- 一般社団法人 日本めまい平衡医学会
- Equilibrium Research (ISSN:03855716)
- vol.74, no.1, pp.34-40, 2015-02-28 (Released:2015-04-01)
Cases of recurrent benign paroxysmal positional vertigo (BPPV) were evaluated retrospectively to examine the affected semicircular canal, the pathophysiology (canalithiasis or cupulolithiasis), and the affected side. The subjects were 152 patients with recurrent BPPV out of 571 consecutive BPPV patients treated at one clinic over a period of 10 years and 5 months. The subjects had up to 5 BPPV recurrences and there were 260 recurrences in total.
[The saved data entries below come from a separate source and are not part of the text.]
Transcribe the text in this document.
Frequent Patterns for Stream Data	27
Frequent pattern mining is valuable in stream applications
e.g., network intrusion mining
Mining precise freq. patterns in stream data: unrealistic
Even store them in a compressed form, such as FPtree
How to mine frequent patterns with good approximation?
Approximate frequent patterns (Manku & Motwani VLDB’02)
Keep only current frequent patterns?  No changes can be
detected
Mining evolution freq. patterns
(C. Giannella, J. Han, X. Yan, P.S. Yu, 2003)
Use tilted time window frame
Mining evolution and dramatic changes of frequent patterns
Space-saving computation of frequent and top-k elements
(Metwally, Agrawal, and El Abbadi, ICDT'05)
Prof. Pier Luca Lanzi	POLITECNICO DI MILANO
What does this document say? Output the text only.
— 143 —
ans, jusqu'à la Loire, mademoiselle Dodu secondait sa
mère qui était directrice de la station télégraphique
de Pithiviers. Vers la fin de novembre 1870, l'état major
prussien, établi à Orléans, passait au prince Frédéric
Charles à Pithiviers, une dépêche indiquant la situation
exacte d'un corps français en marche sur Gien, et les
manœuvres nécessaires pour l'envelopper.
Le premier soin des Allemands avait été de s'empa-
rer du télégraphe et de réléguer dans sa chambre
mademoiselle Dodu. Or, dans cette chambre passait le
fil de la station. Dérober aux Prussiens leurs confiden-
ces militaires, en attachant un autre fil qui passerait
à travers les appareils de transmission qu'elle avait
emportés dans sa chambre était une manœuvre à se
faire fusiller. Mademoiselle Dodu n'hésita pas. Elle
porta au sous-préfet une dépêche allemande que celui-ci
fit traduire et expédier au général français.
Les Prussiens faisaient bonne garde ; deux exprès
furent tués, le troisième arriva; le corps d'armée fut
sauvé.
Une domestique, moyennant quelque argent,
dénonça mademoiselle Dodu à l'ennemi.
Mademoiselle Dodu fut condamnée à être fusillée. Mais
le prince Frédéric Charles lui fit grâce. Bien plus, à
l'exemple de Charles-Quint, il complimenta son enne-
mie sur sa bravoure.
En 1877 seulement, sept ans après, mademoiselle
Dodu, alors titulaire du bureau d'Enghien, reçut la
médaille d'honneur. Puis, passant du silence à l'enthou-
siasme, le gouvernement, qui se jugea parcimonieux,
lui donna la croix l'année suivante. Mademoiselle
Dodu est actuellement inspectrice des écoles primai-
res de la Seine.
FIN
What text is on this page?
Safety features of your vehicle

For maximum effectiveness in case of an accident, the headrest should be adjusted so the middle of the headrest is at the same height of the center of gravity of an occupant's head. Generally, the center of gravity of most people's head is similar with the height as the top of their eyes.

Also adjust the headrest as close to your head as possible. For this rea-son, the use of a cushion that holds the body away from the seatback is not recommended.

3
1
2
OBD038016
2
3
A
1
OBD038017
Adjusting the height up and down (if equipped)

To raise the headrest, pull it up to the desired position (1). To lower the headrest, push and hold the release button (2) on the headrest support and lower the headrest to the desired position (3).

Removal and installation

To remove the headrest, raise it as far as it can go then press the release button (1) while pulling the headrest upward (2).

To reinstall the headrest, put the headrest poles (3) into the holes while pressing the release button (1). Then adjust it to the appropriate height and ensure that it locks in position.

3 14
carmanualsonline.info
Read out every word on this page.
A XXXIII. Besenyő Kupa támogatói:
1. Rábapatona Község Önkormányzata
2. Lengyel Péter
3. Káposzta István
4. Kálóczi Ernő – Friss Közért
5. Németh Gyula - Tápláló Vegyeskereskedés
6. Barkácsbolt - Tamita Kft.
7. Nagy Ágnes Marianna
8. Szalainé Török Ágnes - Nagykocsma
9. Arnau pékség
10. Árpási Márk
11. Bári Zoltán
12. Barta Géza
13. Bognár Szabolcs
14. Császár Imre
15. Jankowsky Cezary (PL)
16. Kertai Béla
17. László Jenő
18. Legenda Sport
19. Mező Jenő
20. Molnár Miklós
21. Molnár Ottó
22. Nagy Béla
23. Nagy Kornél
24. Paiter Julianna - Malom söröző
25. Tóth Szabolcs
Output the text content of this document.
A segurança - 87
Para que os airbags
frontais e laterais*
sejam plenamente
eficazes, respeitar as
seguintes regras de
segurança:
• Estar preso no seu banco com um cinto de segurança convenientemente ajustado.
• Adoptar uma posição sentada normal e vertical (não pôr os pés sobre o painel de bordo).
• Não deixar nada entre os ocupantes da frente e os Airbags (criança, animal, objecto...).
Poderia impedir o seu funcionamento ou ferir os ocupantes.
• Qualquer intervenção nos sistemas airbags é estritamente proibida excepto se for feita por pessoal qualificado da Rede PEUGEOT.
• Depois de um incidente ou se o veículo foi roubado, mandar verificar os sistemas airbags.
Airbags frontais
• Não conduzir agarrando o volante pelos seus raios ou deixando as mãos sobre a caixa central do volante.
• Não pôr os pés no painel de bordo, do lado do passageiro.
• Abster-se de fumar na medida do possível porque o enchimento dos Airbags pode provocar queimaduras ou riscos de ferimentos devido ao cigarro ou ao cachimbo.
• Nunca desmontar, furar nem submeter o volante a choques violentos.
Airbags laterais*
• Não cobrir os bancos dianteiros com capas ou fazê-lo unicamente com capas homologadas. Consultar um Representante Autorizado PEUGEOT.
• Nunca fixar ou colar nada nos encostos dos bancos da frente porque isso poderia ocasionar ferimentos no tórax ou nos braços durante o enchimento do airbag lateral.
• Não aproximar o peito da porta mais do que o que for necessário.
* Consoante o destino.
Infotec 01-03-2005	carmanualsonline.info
Of these, 97 (37%) affected the same ear and the same canal and were caused by the same pathophysiology; 93 (36%) occurred on the same side, but affected a different canal and/or were caused by a different pathophysiology; 11 (4%) occurred on the same side, but affected a different canal and were suspected to have been caused by a different pathophysiology; 43 (17%) affected the contralateral side; and 16 (6%) were suspected to have affected the contralateral side. The affected side was defined as the side on which a deposit of otoliths detached from the utriculus. The affected canal and the pathophysiology were also defined based on a lesion with otolith deposits. Our results showed that about 75% of recurrent BPPV cases occur on a fixed side on which otoliths are likely to be detached, while 25% may have a general risk factor such as osteoporosis that can cause detachment of otoliths from the utriculus on both sides. About one-third of recurrent BPPV cases affected the same ear and canal, and were caused by the same pathophysiology; and another one-third occurred in the same ear and affected different canals and/or had a different pathophysiology. These findings suggest that a preference for head position during sleep may be related to the lesion site in which otoliths are deposited.